Sundararajan: It’s not just an issue for creative artists. Someone could be really skilled at business development in a company. That talent, that know-how, those years of experience that are rendered into email exchanges with clients, a particular style of talking to a particular potential client, a particular sequence of messages, a particular sequence of phone calls that leads to you closing the deal…
And when this business development executive leaves the company, of course they leave their work product behind. But now this work product can be used to create a digital replica of them that they may not have intended to leave behind, but which they can’t take with them the way we have always taken our human capital with us if we move jobs.
What is the difference between mimicry and replicating something human?
Sundararajan: Once something is successful, people start to mimic that style. Because if I’m a musician and I want to imitate someone’s style, there will still be differences between my style and theirs that reflect my talent and my creative ability. With an AI twin, in some sense you are creating an exact replica rather than simply mimicking the style.
I think the second big difference is the scalability of this. Once this is encoded into an AI system, new creations can be generated at a breathtaking pace.
Who is most at risk from this?
Sundararajan: If you’re an incredibly famous artist there’s very little danger, because if someone generates a replica of your music, you can simply say ‘It’s not mine’ and then it won’t be as popular. You’ve got the brand that allows you to get the economic returns from your creations.
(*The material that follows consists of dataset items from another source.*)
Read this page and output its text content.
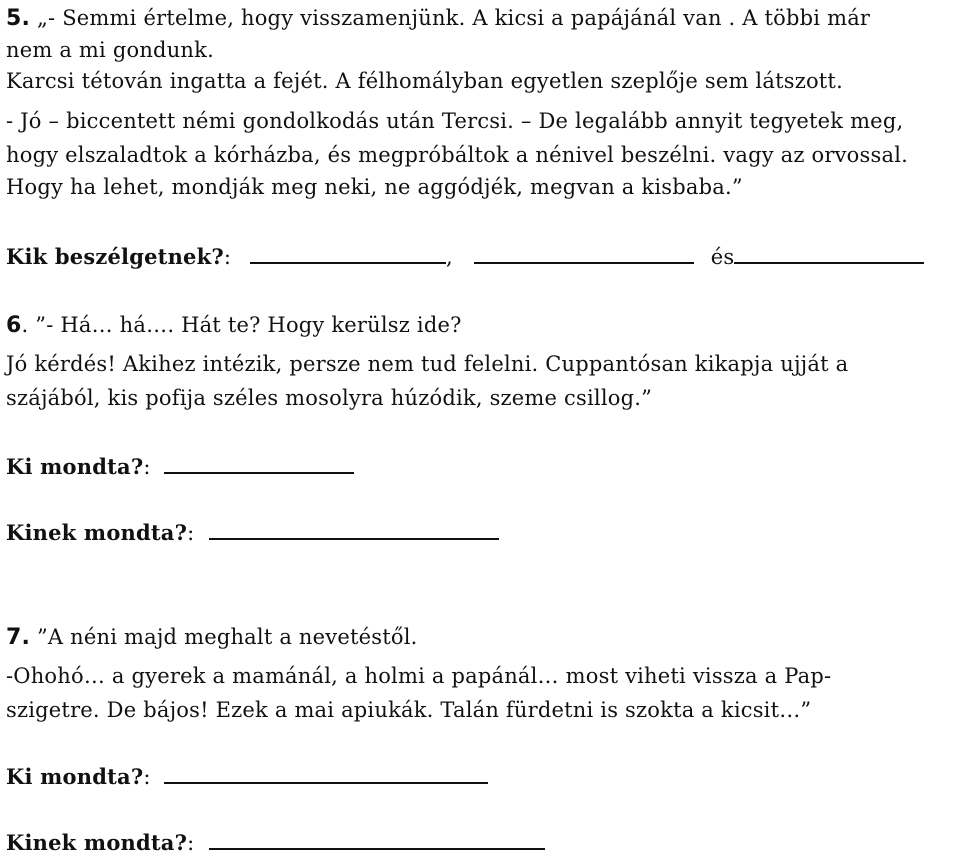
5. „- Semmi értelme, hogy visszamenjünk. A kicsi a papájánál van . A többi már
nem a mi gondunk.
Karcsi tétován ingatta a fejét. A félhomályban egyetlen szeplője sem látszott.
- Jó – biccentett némi gondolkodás után Tercsi. – De legalább annyit tegyetek meg,
hogy elszaladtok a kórházba, és megpróbáltok a nénivel beszélni. vagy az orvossal.
Hogy ha lehet, mondják meg neki, ne aggódjék, megvan a kisbaba.”
Kik beszélgetnek?:	,	és
6. ”- Há… há…. Hát te? Hogy kerülsz ide?
Jó kérdés! Akihez intézik, persze nem tud felelni. Cuppantósan kikapja ujját a
szájából, kis pofija széles mosolyra húzódik, szeme csillog.”
Ki mondta?:
Kinek mondta?:
7. ”A néni majd meghalt a nevetéstől.
-Ohohó… a gyerek a mamánál, a holmi a papánál… most viheti vissza a Pap-
szigetre. De bájos! Ezek a mai apiukák. Talán fürdetni is szokta a kicsit…”
Ki mondta?:
Kinek mondta?:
On the other hand, if you’re an up-and-coming band that isn’t very well-known and you start to do somewhat well on Spotify and someone encodes into AI your style of music and starts to generate, hundreds of different examples, then your ability to even build that brand can be curtailed before you had the chance to do it. And so you’re unable to get the economic returns associated with either your talent or with your human capital.
So where does the law stand at the moment?
Sundararajan: Every AI system we use was created by training it on examples. A lot of discussion has focused on whether it’s OK for AI companies to use other people’s creations for this. The law is unclear at present.
Some people argue that this falls under the fair use doctrine, which exists in the US, the EU and China (although it may be called different things in different places) where if you’re transforming what you’re using into something sufficiently different in a way that won’t affect the commercial value of what you’re using, then it’s OK, you’re not infringing on copyright.
The law is also unclear today on the ownership associated with something generated by AI, a particular creation. So if an AI system writes a story or generates a piece of art or composes a song, in some jurisdictions, if it is completely AI-generated with no human participation at all, nobody owns it, it’s in the public domain.
If there’s enough human assistance, such as providing a storyline which the AI completes for you or you outline a song and the song is then AI-generated, then you can continue to own the copyright.
On the issue of who owns the creative process, there seems to be little or no law that is giving us a definitive answer on how we can reclaim ownership of our creative process.
What’s likely to happen is the US, the EU or China – one of these three – is [going] to take a leadership role and define the first set of guidelines and laws around individuals’ ownership of their creative processes and the use of data to train something like ChatGPT.